Le projet de ligne nouvelle entre Paris et la Normandie entre dans une nouvelle phase.
La Commission nationale du débat public, saisie en mars dernier, a en effet décidé de l’organisation d’un débat public. Ce dernier devrait avoir lieu à partir de l’automne 2011 et permettra de présenter et de discuter largement du projet dans tous les territoires concernés.
Une importante démarche préalable de définition des fonctionnalités, visant à adapter au mieux le projet aux attentes de la collectivité, a permis de dégager trois scenarii de tracés possibles.
Cette approche inédite des fonctionnalités d’une ligne, élaborée en concertation avec les partenaires de Réseau Ferré de France, inscrit le projet Paris-Normandie dans une perspective résolument innovante.
La définition des fonctionnalités du projet : une méthodologie inédite
Étape préalable à la définition des solutions techniques envisagées pour la future ligne, la définition des fonctionnalités attendues pour le projet Paris-Normandie a donné lieu à une démarche novatrice chez Réseau Ferré de France.
Le gestionnaire du réseau a en effet lancé une vaste concertation avec ses partenaires (État, collectivités), afin de définir les expectatives autour du futur projet : quelles sont les attentes des usagers ? Quelle fréquence de passage pour les trains ? Quels temps de parcours ? Quelle vitesse ? Quel type de confort ? Quelle politique de desserte ?
39 institutions ont ainsi apporté leur contribution afin de balayer l’ensemble des problématiques qui vont servir de leviers à la définition fonctionnelle et technique du projet. Nourrie par une réflexion commune, celle-ci viendra illustrer la démarche de co-construction nouvellement engagée pour la mise en œuvre des projets ferroviaires.
Les études préalables menées par Réseau Ferré de France visent également à inscrire le projet dans une réflexion globale sur les transports en régions normandes : ainsi la future ligne est-elle envisagée comme partie intégrante d’un réseau comprenant l’ensemble des « segments » du marché ferroviaire : TER, trains rapides, transports collectifs, trains de fret…
Le projet est ainsi attentif à dégager, sur les lignes actuelles, les capacités qui manquent pour développer les transports locaux (sur les RER de l’ouest francilien comme en région).
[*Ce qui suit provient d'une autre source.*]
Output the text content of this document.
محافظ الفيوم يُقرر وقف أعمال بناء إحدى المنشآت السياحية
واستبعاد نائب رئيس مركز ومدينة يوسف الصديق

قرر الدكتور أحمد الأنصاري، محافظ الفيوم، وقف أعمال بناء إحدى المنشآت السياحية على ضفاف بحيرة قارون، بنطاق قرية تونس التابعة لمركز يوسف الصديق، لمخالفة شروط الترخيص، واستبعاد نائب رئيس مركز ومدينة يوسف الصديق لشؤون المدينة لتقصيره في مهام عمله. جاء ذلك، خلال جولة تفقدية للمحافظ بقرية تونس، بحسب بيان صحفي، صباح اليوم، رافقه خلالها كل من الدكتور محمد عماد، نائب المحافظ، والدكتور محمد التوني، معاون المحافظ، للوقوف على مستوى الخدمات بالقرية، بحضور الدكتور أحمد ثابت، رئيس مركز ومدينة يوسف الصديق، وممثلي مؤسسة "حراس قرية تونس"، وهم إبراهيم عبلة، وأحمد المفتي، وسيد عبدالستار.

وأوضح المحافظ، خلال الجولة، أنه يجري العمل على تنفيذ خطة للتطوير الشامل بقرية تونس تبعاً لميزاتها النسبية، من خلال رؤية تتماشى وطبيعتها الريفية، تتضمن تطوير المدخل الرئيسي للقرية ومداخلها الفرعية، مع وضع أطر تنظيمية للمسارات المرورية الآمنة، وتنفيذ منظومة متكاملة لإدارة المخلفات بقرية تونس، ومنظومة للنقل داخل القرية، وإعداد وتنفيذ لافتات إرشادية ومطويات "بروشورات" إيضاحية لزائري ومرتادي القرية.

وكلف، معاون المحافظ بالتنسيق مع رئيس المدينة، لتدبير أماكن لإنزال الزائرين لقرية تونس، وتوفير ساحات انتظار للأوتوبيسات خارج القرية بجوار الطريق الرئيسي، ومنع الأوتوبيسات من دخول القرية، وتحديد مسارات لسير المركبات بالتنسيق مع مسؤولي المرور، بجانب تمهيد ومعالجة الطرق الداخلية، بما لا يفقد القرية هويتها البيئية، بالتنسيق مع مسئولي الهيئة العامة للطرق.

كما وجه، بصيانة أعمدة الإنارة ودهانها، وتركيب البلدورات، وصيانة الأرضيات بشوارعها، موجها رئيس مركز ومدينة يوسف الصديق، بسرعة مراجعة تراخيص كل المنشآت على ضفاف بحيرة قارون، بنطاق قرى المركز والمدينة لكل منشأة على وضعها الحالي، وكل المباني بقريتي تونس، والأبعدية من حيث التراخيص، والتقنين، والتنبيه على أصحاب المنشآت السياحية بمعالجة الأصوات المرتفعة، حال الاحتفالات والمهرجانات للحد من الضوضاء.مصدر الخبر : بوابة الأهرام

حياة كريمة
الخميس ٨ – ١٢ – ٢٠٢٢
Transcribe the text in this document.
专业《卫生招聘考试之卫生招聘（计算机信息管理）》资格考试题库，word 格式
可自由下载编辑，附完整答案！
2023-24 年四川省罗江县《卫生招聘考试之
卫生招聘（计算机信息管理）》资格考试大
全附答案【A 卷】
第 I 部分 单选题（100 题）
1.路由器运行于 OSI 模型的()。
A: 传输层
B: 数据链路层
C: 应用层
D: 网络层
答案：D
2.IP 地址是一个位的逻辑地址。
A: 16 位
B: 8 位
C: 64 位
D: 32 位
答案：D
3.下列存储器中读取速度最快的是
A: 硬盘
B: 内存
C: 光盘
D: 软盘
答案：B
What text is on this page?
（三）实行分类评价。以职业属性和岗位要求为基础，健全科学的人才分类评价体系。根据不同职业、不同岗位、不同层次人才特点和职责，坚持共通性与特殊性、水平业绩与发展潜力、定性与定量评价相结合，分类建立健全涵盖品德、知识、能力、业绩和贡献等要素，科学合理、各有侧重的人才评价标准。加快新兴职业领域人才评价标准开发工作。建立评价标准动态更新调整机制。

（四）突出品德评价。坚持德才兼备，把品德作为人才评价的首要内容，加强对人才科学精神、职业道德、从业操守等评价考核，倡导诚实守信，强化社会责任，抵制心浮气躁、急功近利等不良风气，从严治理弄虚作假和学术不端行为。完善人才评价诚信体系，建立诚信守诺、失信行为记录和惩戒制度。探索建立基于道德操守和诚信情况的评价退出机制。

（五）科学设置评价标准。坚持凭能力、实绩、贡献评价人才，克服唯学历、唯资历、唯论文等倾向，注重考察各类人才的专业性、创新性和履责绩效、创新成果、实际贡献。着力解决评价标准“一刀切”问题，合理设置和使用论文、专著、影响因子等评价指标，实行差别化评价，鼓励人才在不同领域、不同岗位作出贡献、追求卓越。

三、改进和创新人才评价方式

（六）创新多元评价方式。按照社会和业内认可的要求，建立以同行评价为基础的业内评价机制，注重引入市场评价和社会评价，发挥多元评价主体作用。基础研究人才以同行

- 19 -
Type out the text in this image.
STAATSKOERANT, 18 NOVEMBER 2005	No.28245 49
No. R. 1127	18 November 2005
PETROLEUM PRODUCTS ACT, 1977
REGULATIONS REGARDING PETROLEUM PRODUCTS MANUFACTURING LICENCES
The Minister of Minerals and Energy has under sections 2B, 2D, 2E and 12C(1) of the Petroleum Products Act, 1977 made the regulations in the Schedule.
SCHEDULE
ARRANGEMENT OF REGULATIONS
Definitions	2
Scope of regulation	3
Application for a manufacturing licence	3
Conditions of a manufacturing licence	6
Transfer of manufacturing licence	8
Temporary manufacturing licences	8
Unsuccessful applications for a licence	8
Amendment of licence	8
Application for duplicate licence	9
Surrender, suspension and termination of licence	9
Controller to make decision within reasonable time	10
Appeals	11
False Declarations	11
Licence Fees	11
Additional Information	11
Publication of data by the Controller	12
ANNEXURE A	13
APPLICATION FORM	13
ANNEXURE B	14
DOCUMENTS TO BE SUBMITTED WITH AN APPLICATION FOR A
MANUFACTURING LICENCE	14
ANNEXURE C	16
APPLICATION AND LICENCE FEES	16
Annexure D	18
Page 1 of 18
Il s’attache également dès l’origine à faire des gares desservies des lieux d’interconnexion avec les réseaux TER et les transports urbains au bénéfice d’une mobilité durable.
Un projet à part dans le paysage ferroviaire
Au-delà des fonctionnalités attendues, de nombreux leviers complémentaires ont nourri la réflexion sur les grandes orientations du projet : contexte géographique, problématiques environnementales, études économiques, etc.
Il s’en dégage un enjeu technique majeur, qui détermine les contours du futur projet : trouver pour la ligne Paris-Normandie des solutions alternatives au modèle classique de la grande vitesse « à la française ».
Le territoire à desservir présente en effet des particularités qui invitent à l’innovation : distances comprises entre 100 à 250 km, tissus dense de villes moyennes, forte proportion de déplacements domicile-travail. Il s’agit donc de définir un mode de transport adapté, entre le transport à portée régionale et la très grande vitesse.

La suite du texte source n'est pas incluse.